Carson and Santana turned to see Carlos holding a cell phone to his ear with an fondly exasperated expression on his face, and they had the bizarre experience of hearing him speak both in person and over the radio.
"Cecil, darling, please stop attempting to send lynch mobs after anyone that comes near me. It's putting a damper on my social life. They're just scientists from the company I used to work for. But can you pick up the groceries on the way home? Thanks, dear. I love you too," he said before hanging up, apparently unworried about the fact that the entirety of Night Vale had most likely just heard a private conversation between him and his boyfriend over the radio.
"Um," Carson said, very eloquently, and Carlos seemed to startle back into the present.
"Right! What were you looking for again?"
"Who were you just talking to?" Santana chose to ask instead.
"Hm? Oh, my boyfriend, Cecil. He's the Voice of Night Vale," he informed them with a note of pride in his voice. "He just gets a bit protective sometimes."
"A bit," she repeated incredulously. "Was he about to read our plates over the radio?"

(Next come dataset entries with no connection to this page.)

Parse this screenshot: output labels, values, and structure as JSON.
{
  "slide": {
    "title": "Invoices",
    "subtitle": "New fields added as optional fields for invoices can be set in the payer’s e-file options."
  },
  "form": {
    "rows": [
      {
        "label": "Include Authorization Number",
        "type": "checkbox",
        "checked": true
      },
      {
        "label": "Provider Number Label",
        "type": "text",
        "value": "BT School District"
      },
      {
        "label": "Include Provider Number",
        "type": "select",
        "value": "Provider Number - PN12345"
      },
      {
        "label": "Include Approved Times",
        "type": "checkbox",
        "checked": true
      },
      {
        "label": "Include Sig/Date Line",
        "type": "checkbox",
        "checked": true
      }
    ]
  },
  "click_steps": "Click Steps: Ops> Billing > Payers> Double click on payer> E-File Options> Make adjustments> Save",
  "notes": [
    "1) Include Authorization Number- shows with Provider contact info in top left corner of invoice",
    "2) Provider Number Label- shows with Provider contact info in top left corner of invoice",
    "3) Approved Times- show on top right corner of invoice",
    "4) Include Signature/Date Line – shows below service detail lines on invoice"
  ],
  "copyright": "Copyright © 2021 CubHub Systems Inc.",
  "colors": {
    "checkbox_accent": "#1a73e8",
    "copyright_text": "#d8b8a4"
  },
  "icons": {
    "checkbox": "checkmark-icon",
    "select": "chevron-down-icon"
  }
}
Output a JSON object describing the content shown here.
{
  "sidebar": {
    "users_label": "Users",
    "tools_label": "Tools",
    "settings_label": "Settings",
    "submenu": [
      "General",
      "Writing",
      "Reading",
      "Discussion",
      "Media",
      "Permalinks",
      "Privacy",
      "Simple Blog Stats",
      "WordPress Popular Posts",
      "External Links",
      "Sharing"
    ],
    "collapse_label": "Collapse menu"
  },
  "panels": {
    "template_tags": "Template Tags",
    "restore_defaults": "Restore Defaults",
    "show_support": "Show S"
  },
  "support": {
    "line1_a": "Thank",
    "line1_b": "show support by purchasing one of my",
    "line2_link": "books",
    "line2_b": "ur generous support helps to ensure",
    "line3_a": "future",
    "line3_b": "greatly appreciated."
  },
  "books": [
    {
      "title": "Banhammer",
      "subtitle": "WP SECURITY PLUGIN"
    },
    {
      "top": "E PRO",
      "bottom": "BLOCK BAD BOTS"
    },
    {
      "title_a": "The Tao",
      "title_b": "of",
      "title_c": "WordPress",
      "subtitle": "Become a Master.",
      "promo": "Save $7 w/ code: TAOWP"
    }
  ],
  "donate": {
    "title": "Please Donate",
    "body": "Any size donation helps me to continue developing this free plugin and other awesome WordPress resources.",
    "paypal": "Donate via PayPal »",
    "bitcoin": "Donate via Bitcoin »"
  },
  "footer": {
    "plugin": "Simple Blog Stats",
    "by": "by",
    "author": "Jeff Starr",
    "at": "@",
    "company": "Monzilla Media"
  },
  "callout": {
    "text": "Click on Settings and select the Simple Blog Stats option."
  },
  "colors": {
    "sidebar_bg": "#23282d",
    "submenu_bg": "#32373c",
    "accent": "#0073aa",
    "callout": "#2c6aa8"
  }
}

"Yeah, but that's nothing. You should've seen what he did to Telly the barber," he said absently, moving on to a file cabinet that was precariously supporting a terrarium full of what looked like the hybrid children of bats and scorpions, but substantially more large and purple than either. The two scientists waited for him to continue, but no explanation was forthcoming.
"Okay then," Carson said, if only to put an end to the awkward silence of an unanswered question, moments before Carlos shot back up from his stooped position over the bottom drawer of the file cabinet, making the terrarium rattle dangerously.
"Found it!" the scientist reported triumphantly, handing them a thick, manila file that was slightly singed around the edges. "I think that's the one."
Santana eagerly snatched it away and quickly leafed through it. "Perfect! Thank you so, so much. You probably just saved our jobs."
"My pleasure," Carlos said cheerfully. "Oh, and just so you know, if you're not staying overnight you'll probably want to leave now. The Sand Wastes get a lot more... active at night."
The two were gone so fast they left cloudy afterimages of themselves where they had been.